Every one of the fibers used by the researchers is unbelievably thin — 10,000 times thinner than a single human hair. And it’s comprised of hundreds of thousands of peptides, which are bioactive molecules. Peptides send specific signals to trigger the regeneration of nerves. This therapy took the form of a gel that was injected directly into the tissue wrapped around the spinal cords of several lab mice, 24 hours after researchers made a precise incision in the animals’ spines. The research team had to wait a full day post-incision because humans who suffer life-destroying spinal injuries from gunshots, traffic collisions, and other unfortunate events often experience substantial delays before treatment begins. And no treatment is good enough to bring humans back from the dead.

Four weeks after the treatment, the mice who’d received the treatment actually regained their ability to walk nearly as normally as they did before their injuries. The ones who didn’t get the treatment remained paralyzed. But they might be the lucky ones, since the ones who could walk again were then put down so the research team could open them up to examine the effects of therapy down to the cellular level. And, looking at the results, the team discovered that substantial improvements had taken hold in the mice’s spinal cords.

The new treatment could help 300,000 living with spinal cord injuries

For one, the severed extensions of neurons known as axions had regenerated. Scar tissue often functions as a physical barrier to regeneration, but in the mice who received the treatment, it was also diminished. As an additional boost, the insulating layer of axons known as myelin, which is crucial for sending electric signals, had also reformed, and new blood vessels that transfer nutrients to injured cells had come into being, enabling more motor neurons to persist.

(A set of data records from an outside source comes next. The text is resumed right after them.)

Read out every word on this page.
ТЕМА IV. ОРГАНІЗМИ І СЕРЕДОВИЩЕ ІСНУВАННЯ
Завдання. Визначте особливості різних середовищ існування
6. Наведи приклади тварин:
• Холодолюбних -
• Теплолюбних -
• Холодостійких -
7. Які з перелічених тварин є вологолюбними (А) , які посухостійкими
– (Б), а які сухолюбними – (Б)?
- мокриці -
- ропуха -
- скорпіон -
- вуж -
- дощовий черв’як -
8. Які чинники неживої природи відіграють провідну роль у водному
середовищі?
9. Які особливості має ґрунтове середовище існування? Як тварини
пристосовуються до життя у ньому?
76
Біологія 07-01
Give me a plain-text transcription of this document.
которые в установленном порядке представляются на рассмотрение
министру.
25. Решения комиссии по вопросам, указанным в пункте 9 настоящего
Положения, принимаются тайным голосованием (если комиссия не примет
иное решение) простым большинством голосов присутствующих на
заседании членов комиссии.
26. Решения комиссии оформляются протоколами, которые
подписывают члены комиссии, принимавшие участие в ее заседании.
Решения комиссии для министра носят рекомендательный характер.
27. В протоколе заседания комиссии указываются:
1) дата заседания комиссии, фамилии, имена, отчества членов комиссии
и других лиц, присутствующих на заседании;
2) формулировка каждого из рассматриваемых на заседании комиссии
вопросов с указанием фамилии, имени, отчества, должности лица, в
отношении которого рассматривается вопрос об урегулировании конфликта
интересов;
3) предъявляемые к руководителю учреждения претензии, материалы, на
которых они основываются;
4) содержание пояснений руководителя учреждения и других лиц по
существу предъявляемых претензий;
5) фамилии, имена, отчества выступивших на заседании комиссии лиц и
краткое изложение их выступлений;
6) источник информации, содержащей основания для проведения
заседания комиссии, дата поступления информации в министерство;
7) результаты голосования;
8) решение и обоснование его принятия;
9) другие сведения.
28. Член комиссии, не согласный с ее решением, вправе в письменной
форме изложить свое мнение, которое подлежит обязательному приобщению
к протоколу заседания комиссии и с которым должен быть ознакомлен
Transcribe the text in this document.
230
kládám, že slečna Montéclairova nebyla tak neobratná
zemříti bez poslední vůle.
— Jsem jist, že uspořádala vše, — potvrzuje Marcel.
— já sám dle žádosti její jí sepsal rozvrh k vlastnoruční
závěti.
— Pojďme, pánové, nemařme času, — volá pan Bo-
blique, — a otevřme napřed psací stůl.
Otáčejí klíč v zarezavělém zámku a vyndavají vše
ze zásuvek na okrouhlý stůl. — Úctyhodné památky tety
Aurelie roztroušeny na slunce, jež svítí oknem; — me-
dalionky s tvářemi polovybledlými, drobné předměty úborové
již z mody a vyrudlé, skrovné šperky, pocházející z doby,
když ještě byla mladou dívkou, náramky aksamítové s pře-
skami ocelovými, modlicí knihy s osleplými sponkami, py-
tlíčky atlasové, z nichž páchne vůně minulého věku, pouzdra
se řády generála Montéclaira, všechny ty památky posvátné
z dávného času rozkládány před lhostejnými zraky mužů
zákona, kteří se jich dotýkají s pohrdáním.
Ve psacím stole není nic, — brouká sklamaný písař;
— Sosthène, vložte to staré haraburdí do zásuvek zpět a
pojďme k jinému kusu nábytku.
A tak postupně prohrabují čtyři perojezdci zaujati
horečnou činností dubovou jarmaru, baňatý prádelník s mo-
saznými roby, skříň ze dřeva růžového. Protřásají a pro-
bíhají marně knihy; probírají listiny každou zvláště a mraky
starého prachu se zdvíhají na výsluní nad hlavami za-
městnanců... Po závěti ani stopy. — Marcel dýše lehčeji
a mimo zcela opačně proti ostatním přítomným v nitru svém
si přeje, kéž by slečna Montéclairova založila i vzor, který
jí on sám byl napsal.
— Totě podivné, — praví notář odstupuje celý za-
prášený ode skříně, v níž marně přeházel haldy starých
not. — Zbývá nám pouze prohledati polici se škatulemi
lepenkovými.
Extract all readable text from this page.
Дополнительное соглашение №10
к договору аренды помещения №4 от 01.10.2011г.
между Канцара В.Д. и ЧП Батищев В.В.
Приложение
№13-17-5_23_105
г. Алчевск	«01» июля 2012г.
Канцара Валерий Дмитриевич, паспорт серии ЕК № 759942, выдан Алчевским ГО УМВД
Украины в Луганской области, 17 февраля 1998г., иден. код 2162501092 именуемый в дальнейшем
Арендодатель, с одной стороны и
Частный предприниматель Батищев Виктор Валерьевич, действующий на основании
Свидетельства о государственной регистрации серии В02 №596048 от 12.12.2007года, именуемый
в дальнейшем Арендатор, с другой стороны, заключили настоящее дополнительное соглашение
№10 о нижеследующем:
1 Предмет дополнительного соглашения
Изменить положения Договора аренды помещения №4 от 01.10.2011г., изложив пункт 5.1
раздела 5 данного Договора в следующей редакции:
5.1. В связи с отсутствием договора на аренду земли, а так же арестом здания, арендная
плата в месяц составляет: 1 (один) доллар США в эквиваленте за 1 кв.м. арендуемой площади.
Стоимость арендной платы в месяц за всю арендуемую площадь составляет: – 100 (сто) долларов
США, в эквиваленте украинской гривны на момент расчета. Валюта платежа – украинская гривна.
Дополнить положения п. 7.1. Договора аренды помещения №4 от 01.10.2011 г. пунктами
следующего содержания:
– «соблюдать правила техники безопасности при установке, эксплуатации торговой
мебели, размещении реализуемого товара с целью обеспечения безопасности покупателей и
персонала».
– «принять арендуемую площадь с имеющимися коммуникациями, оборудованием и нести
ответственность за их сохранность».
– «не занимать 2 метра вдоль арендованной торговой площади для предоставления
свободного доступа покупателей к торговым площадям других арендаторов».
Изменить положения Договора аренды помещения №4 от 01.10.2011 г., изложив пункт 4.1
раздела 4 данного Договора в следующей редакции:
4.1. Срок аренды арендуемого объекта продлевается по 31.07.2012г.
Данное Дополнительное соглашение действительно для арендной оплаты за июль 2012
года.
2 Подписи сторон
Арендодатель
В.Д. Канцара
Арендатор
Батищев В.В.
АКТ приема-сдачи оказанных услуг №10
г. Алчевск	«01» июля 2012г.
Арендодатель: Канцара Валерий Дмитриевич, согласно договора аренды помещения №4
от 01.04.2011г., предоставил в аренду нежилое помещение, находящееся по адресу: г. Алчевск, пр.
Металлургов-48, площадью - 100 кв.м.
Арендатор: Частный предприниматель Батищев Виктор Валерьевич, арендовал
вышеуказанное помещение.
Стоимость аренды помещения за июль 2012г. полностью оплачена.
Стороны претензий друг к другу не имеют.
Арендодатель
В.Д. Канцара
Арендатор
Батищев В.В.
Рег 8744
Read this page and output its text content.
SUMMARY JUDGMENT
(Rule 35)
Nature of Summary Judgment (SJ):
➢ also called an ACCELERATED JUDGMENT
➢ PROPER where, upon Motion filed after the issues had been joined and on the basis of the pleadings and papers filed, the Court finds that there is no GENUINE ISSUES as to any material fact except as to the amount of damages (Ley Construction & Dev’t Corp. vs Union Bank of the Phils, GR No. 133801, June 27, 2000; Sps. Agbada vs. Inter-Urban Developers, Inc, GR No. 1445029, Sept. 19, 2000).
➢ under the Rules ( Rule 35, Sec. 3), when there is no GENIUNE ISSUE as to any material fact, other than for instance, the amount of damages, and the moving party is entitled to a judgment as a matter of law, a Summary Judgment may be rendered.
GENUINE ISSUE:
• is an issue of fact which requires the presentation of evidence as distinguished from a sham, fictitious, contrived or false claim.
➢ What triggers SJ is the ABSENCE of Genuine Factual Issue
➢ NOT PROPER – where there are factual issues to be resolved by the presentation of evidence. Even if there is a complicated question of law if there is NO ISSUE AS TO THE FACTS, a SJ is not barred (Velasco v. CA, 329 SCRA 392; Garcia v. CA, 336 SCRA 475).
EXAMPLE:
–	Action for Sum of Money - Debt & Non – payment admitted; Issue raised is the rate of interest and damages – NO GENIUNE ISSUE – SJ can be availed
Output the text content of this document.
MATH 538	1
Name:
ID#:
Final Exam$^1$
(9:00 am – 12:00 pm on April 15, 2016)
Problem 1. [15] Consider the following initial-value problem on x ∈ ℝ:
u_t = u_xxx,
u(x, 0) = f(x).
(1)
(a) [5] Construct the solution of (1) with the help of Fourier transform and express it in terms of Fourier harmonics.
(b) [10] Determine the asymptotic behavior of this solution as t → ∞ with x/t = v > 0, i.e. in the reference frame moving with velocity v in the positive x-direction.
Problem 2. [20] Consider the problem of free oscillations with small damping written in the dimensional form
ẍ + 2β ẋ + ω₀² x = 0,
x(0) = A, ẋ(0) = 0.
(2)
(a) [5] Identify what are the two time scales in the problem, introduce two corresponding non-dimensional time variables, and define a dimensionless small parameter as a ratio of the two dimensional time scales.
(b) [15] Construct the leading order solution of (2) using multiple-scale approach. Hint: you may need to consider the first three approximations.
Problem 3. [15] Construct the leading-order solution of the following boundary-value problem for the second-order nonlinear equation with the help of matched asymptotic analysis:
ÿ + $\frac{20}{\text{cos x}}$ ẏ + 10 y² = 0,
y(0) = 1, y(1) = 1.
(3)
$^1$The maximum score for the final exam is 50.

This serious breakthrough happened thanks to the team’s creation of a specific mutation in the molecules, which enhanced their collective motion, and increased their ability to have widespread effects on the broader systems surrounding the spinal cord.

Neuron receptors are naturally in continual motion, said Stupp in the report, which means increasing the motion of therapeutic molecules inside the nanofibers helped them connect to moving targets with greater efficacy. This is the first gel of its kind, and it could open the doors to the next generation of a class of medicines called “supramolecular drugs,” which describes the therapy’s method of assembling a great number of molecules instead of relying on one, alone. While more animal testing is needed before human trials, this could potentially have life-changing consequences for the nearly 300,000 people living with spinal cord injuries, and that’s just in the United States. The lifespan of people with these injuries is typically shorter, and hasn’t increased since the 1980s, so there’s no time to lose for this potentially revolutionary discovery.